News stories that highlight the growing Type 2 epidemic but not making the distinction between Type 1 & Type 2

Yesterday our local NBC station aired their "Healthlink" feature.  One of the stories was about diabetes, which I know will usually be about T2.  As I predicted to my wife, it was about the growing T2 problem, what is causing it, etc.  They had the typical info about poor eating habits, lack of exercise, ethnicity, and a few others.

What got my blood boiling was that they NEVER mentioned the difference between T1 & T2.  The implication was that T1 is caused by poor lifestyle choices.  I immediately sent an email to the station objecting to the lack of distinction.  The following is a portion of my response:

"As I mentioned, Type 1 Diabetes involves the failure of the pancreas to produce insulin.  Without making the distinction in your Healthlink stories, many people are led to believe that the cause of Type 1 Diabetes is also promoted by excessive weight, lack of exercise or lifestyle.  To put it bluntly, how can a 6 month baby, a two year old toddler or a 1st grader be suffering from excessive weight gain or lack of exercise?  Type 1 Diabetes is caused by the acute and abrupt failure of the pancreas."

I am wondering how you would respond to such a news feature?  Was I being too sensitive?  I appreciate your comments.



I don't think you were being to sensitive at all. I think that this is an issue that bothers almost all type one's. Additionally, I would imagine a lot of type 2's are bothered by this kind of reporting, especially if their diabetes was not a result of a lifestyle choice. 

That being said, the fact of the matter is that the world really doesn't give a hoot. Many people on this board have mentioned how they didn't know or care to know the difference between type one and type two until they themselves became connected with diabetes. The best thing to do, is to continue to educate and explain the differences to people. Even if NBC does not make a statement on the air pertaining to your letter, at least the individual who reads it will get some information.

Some individuals have proposed a name change to truly separate and distinguish type one from type two. This has created a debate among the diabetic community. If you do a search at the top of the page for 'name change' you can read all about it.


Bravo Rich!!!!!!  Let us know if they respond.

I've often thought that I should write a form letter to email to newspapers, news stations, etc when I see stories than don't differentiate the two, in order to educate people and hope they'll fix the problem next time.

But ... I've been too lazy to write one. Anyone have a form letter to post that we could all start sending to news outlets? Thanks!

I think Dan's right, on several counts. I myself have a lot of type 2 diabetics in my family, on both sides. I've always made it a point to keep my weight down and watch what I eat, and make the kids learn the value of activity - but otherwise I don't think about it much. Until my daughter was diagnosed as type 1, I think I'd pretty much forgotten that there was a type 1 - as I'd had absolutely no interaction with anyone who has type 1. It wasn't that I didn't care, it was more that I was just oblivious.
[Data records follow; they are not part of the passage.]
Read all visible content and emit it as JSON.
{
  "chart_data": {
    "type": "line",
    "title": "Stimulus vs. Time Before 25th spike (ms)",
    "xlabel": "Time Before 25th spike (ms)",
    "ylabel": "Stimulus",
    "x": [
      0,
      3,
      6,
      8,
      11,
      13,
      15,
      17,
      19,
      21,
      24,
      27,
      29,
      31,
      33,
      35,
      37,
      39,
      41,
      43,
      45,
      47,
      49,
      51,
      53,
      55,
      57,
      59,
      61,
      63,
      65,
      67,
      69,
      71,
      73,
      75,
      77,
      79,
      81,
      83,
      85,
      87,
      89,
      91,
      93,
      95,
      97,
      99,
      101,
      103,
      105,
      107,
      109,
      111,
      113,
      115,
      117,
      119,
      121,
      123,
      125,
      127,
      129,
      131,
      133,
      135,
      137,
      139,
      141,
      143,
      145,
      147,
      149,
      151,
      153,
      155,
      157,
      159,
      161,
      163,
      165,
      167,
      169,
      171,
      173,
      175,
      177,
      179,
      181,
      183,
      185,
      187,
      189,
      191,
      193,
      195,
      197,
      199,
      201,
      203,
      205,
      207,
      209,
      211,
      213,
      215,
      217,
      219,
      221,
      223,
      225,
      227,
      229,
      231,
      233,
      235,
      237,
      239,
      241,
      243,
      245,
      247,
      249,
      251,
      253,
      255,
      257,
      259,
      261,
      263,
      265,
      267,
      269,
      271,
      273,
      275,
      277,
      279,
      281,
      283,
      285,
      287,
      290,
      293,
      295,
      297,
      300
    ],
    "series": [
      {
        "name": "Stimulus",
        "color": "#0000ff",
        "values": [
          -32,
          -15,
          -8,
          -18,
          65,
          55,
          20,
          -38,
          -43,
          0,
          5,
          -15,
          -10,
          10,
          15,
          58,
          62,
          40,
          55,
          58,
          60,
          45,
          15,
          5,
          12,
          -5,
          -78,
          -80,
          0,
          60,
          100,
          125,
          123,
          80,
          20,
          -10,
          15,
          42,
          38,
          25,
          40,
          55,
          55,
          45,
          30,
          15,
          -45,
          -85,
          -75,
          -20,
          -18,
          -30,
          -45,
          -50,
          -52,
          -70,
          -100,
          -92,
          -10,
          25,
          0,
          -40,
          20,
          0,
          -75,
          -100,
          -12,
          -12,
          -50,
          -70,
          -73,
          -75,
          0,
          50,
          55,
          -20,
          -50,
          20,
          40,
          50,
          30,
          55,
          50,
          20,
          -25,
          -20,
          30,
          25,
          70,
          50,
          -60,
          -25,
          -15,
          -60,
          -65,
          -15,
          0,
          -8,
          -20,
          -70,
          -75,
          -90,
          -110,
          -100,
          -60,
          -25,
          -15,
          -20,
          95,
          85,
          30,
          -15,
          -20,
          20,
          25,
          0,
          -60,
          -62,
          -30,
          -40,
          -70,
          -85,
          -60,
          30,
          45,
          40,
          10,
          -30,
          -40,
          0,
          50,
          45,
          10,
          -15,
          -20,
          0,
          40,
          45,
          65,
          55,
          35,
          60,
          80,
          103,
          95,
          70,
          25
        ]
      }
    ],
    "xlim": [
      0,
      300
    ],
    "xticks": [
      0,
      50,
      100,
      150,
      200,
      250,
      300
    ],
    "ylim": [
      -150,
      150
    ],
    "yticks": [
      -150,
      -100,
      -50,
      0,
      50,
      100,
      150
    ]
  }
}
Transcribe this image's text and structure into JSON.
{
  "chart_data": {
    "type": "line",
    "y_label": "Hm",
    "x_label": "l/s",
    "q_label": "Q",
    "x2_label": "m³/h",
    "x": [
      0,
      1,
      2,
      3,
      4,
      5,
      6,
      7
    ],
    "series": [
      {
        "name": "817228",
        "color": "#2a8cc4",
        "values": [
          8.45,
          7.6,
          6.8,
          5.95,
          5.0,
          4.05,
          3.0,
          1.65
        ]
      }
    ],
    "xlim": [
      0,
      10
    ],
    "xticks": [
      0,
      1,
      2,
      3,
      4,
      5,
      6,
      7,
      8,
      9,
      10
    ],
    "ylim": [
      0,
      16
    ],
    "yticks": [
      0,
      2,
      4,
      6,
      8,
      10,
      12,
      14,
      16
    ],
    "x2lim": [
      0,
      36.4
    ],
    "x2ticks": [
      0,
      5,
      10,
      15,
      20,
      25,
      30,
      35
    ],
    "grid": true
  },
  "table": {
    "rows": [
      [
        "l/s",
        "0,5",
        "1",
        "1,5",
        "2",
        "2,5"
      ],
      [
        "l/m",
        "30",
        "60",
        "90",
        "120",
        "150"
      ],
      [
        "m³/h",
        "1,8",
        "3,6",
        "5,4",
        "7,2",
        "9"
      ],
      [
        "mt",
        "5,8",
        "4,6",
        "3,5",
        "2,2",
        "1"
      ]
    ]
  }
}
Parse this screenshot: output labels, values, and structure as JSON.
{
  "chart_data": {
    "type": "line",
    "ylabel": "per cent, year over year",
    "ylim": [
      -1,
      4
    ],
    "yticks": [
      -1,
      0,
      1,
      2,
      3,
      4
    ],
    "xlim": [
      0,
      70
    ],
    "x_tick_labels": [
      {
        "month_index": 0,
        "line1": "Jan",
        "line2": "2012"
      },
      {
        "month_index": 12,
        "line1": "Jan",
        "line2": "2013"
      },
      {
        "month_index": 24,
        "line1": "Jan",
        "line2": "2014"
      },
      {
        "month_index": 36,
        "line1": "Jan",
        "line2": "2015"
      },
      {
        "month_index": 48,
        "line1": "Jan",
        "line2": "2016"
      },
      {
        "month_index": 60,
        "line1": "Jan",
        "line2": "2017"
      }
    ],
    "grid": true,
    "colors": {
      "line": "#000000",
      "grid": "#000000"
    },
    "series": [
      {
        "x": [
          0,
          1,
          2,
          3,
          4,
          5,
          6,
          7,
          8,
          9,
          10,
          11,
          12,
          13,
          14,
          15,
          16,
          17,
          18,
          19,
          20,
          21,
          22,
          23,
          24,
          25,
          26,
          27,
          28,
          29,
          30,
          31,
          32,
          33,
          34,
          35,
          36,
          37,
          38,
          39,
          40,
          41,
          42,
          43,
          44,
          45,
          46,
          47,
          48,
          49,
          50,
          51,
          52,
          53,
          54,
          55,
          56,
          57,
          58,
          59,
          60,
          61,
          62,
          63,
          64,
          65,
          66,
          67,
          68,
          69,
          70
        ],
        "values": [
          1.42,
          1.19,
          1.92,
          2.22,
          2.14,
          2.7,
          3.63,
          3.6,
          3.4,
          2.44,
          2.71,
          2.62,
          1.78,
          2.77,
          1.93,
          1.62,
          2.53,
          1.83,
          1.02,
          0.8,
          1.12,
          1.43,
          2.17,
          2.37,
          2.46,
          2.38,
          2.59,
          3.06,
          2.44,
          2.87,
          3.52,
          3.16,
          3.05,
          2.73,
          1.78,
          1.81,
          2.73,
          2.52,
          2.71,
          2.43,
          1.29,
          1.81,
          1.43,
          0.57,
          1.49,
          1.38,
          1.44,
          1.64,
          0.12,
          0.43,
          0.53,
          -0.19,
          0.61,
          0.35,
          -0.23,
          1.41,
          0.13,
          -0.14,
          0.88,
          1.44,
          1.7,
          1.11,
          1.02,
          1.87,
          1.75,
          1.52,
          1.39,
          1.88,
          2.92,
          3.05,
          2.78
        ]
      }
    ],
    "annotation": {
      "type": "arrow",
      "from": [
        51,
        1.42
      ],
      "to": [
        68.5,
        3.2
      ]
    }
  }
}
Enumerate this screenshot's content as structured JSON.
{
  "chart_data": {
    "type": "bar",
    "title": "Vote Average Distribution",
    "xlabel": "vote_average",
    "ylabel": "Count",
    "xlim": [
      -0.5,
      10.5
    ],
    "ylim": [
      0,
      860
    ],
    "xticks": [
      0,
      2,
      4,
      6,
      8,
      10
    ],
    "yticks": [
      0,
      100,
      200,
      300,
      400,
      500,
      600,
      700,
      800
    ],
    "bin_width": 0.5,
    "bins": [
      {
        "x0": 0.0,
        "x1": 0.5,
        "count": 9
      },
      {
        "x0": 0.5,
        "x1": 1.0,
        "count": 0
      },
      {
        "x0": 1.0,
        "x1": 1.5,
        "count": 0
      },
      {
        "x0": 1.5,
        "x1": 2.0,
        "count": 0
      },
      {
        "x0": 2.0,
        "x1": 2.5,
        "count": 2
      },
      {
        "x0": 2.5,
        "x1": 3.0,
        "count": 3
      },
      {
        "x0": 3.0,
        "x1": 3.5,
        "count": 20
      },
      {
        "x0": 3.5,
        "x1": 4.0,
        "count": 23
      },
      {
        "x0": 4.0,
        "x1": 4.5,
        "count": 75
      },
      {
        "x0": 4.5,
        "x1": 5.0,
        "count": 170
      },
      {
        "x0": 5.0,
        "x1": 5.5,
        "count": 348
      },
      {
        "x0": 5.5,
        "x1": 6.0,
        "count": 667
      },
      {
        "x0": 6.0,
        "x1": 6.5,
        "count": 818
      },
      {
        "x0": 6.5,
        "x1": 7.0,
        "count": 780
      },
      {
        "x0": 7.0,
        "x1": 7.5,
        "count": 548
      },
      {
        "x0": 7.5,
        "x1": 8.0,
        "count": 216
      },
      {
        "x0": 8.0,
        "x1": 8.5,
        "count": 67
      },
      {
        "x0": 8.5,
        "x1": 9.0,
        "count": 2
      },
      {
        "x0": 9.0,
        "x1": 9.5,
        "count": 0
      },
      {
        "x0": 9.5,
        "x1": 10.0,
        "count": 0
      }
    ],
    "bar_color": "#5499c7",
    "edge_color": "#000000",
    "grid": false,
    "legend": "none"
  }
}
So I guess it's not really fair for me to expect others to care too much. My basic goal is to make sure anyone who is EVER alone with my daughter understands at least the very basics - if she looks/acts weird, make her test. If she seems less than fully conscious and can't test, shoot the emergency frosting into her mouth and call me ASAP. If she's not better right away, call the paramedics. Really, there's not much else I can do. I can't expect her dance teacher to know how to test her, for example. That said, it's less of an issue than I make it seem because with the exception of school, I am rarely more than 30 feet from her during any extracurricular activities.

As far as the reaction of people who don't know the difference. I find that I'm pretty good at explaining type 1 in a nutshell; "it's not the same as the typical diabetes you're used to hearing about. She has to take insulin 24/7 and anytime she eats because her body doesn't produce it. She can eat whatever she wants as long as she tests and counts her carbs". I find that in 99% of circumstances, this is all I need to say.

I do not think you were being too sensitive at all!  I really hate all the assumptions made around diabetes.  Like many things in life, people need to be educated and I think it is wonderful that you took the initiative to send that letter.  The media, especially the news, can be a great tool to learn about issues in the world around us but it is only great if they are reporting the facts.